I want to know if it’s possible to modify the parameters of an nn.Module after backpropagation has been done.
I want to clamp the parameters of a module such that they are increasing ie. C[0] < C[1] < … < C[n-1]. But only after they have been updated via gradient descent.
Thanks!
PS. not sure what the category would be so I left it under “Uncategorized”
Yes, similar to how the optimizer.step() function manipulates the parameters, you could apply a similar logic by e.g. manipulating the parameters inplace in a no_grad() context.
I should have been more clear - I want to do it automatically whenever the backwards call is done. I’m developing an nn.module that can be imported and used by just adding it to another module.

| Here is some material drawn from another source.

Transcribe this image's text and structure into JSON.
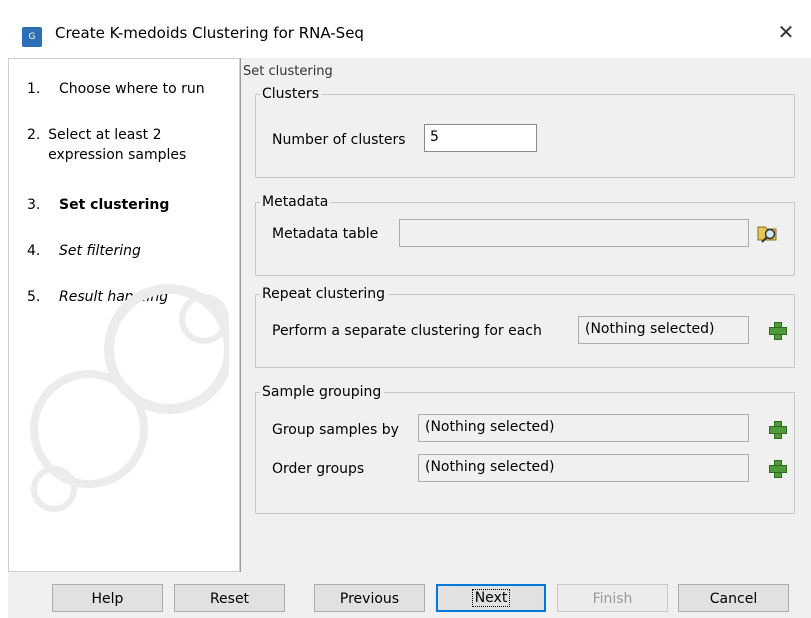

I don’t want end-users to modify their code so they have to manually clamp the values of my module after the optimizer.step() is called.
I looked into backward hooks but they modify the gradients before the parameters are updated. I want to make something like a “backward_post” hook that executes after the parameter gets updated.
Maybe using a parametrization could be useful in your case. Although a parametrization would modify the parameter before it is used, I think this would achieve the same result. Here is an example of how you could do that:
from torch import nn
import torch.nn.utils.parametrize as parametrize
class Clamp(nn.Module):
"""Reparametrize a variable to be bounded in [0, 1] with a clamp"""
def forward(self, X):
return X.clamp(0, 1)
def right_inverse(self, Z):
return Z
linear = nn.Linear(1,2)
parametrize.register_parametrization(linear, 'weight', Clamp())
Thanks grudloff! Parametrization solves my problem
I was thinking about using pre_forward_hooks but, if I am not mistaken, those are supposed to be used for modifying the inputs to the module and not the module itself. Parametrization is basically that but for parameters.
I also didn’t know about parameterization and read the tutorial on it after seeing your reply. So thanks for introducing it to me too.